A near real-time approach to sense parking across the city
An iOT platform, Tessel is used to build a light sensor that transmits light readings every 1/2 a second over SMS (text messages). The approach is used to build a movable parking sensor platform to communicate parking information in near real-time
This project was inspired by deliberate thoughts on how to improve the parking experience by finding ways to communicate parking awareness to drivers. An IBM survey found that, on average, drivers globally spend 20 minutes searching for parking. Thats a lot of needless emissions and waste.
Current approaches suffer from a lack of precision and timeliness in order to inform a driver of the exact location of a parking space within a certain acceptable time-period. To overcome this in a brute-force manner, existing approaches include smart parking meters where every parking spot has to be equipped with a fixed sensor which is costly and doesn't scale well.Im also not entirely convinced that people sharing information about open parking spots is a reliable solution.
The need here is to effectively measure and transmit occupancy of an entire street segment passively and do it in a manner that can be scaled to thousands of street segments across the city.

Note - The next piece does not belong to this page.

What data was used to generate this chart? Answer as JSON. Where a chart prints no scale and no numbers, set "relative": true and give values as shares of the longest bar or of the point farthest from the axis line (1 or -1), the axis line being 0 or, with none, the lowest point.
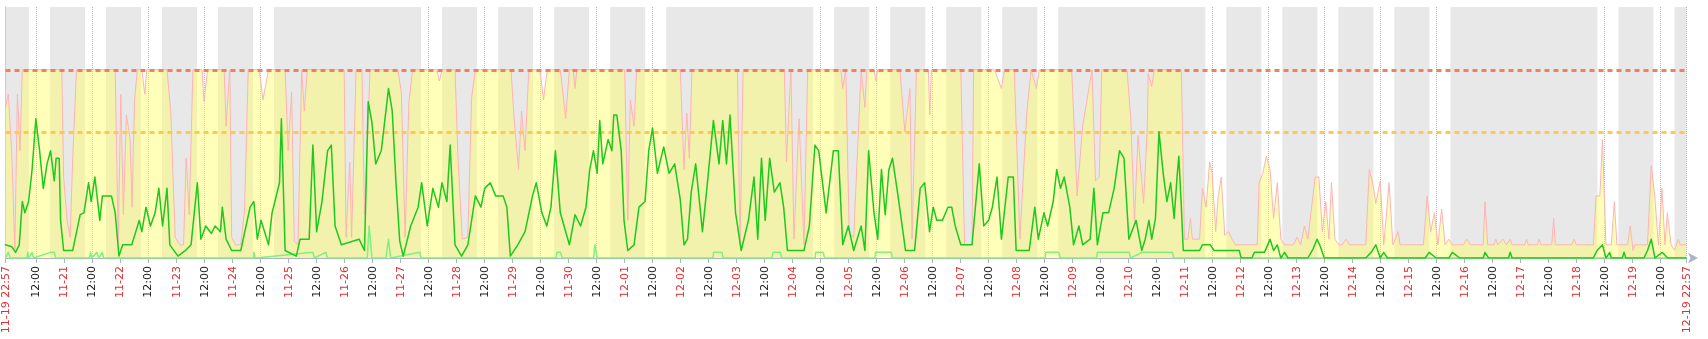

Our approach is to demonstrate the notion of a movable sensor platform to communicate the same information with a slight trade off in time but maintain precise location information
The basic idea is to measure light readings from underneath parked cars on a typical NYC street. The sensor itself can be mounted on top of something that can moves along a programmable path.
- The light sensor is used to collect light readings every 500 ms.
- <Light reading, Location,timestamp> are transmitted over SMS every <x> seconds to a server.
- A moving client (Car with a navigation app) queries the server repeatedly using<timestamp, location> to get a response that contains real-time (current to about 2 minutes) parking availability.
- A single street segment can have 2 sensors on either side running up and down the street. Check out the NYC LION Street File for a digital catalog of all the city's street segments.
This approach assumes that the sensor is able to move along the side of a street of a common residential street. The engineering challenge is to be able to install it in a manner that takes into account the elements and the fact that vehicles will likely run over this thing . Looking forward to interesting ideas in getting around this. The other challenge is baking in parking restriction data like the location of fire hydrants etc.
We have not yet found a dataset that contains the locations of fire hydrants although a zanyidea to do this programmatically was explored here
PS: A friend and I also discussed the idea of using Beacons on street corners that simply record the entry/exit of vehicles and thereby derive an aggregate parking awareness. It is an interesting approach as well that deserves further study.